The umbrella group of the nation’s major labor unions is helping to plan a weeklong series of demonstrations in Washington during the World Bank and International Monetary Fund meetings at the end of the month.

The effort reflects “a new level of commitment for us,” said Thea Lee, the AFL-CIO’s chief international economist.

“You start with U.S. trade policy, and you see the direct impact on Americans’ jobs and then it is not a big leap to see the global economic institutions putting forward similar policies and having similar impacts,” she said.

But labor experts suggest there are other reasons why the giant union group decided to join the protests. One of these, they say, was the desire to find new allies at home and aboard.

“It is the smart thing for unions to get involved in,” said Lowell Turner, a labor expert at Cornell University. “The reason that labor declined was because it didn’t reach out and broaden its involvement.”
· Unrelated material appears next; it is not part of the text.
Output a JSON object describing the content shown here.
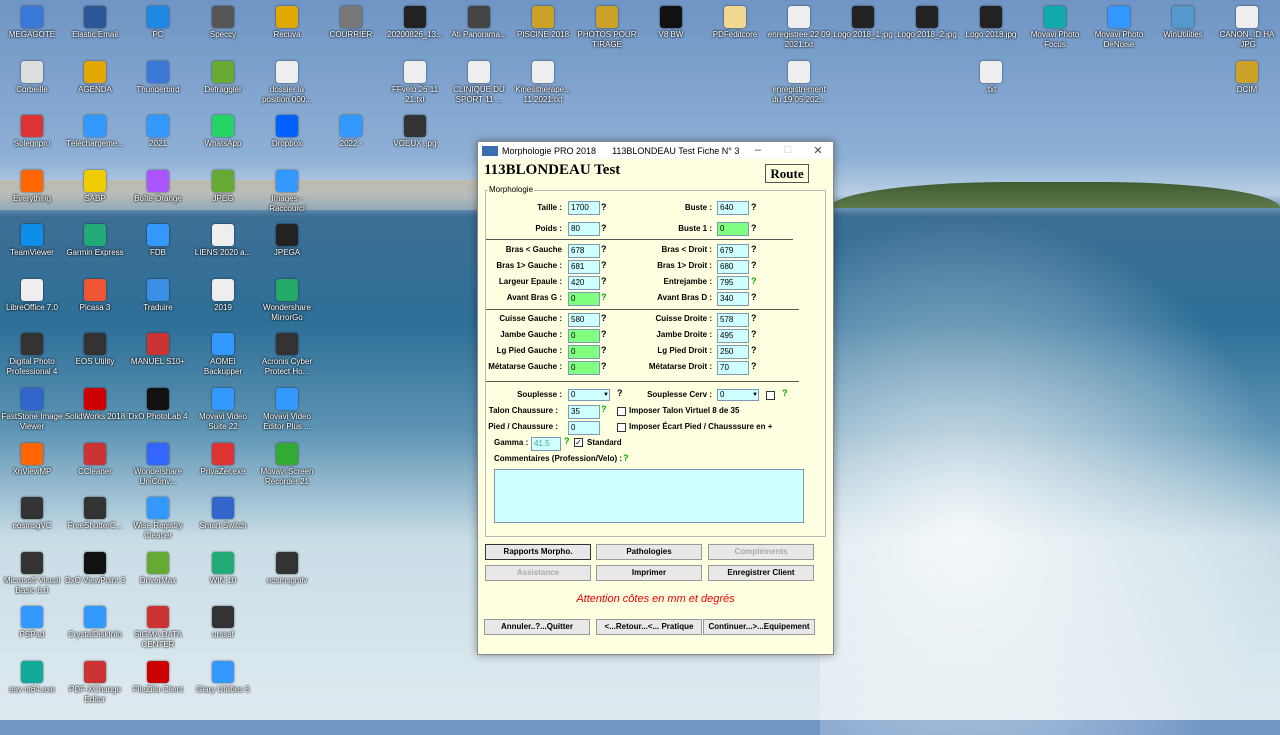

As unions narrowed their focuses to members’ primary concerns and curtailed the dynamism that had once infused them, they lost the appeal they had held as the voice of American workers, according to Turner.

And as their support shrunk, they found fewer allies to come to their rescue as they faced more challenges, said Turner and other labor experts.

The solution, these experts said, is for unions to speak out more broadly and more aggressively on issues that do not just affect their members.

But they have to be careful about not alienating their mostly mainstream rank and file, and violent street demonstrations raise that kind of risk, Turner said.

That’s one reason union leaders have vowed repeatedly that they would work to try to avoid the violence that has plagued past anti-globalization protests in Seattle; Goteborg, Sweden; and Genoa, Italy.

“We are working very, very hard to be as crystal clear as possible that we are planning a totally non-violent march and rally,” Lee added.

Some of the demonstrators’ goals are at odds with some union stances. Environmentalists, for example, want to block oil drilling in the Arctic, a step opposed by some U.S. unions, which expect to see more jobs from oil exploration there.

But other goals, such as rejecting plans for the U.S. to extend free-trade provisions to Central and South America, are backed by unions.

“We think the presence of the AFL-CIO will create much pressure on the IMF and World Bank and it will spur our efforts in Congress,” said Robert Weissman, an official with the small Washington-based group Mobilization for Global Justice, which is coordinating the demonstrations.

The National Association of Manufacturers, a supporter of free-trade agreements, doesn’t expect the rally or the AFL-CIO’s expanded role in anti-globalization efforts to make much of a difference.

“I don’t see it having any impact on U.S. business or on U.S. policy,” said Pat Cleary, a spokesman for the association.

Aware of the violence wrought at previous meetings around the world, the IMF and World Bank trimmed their conference in Washington from one week to two days.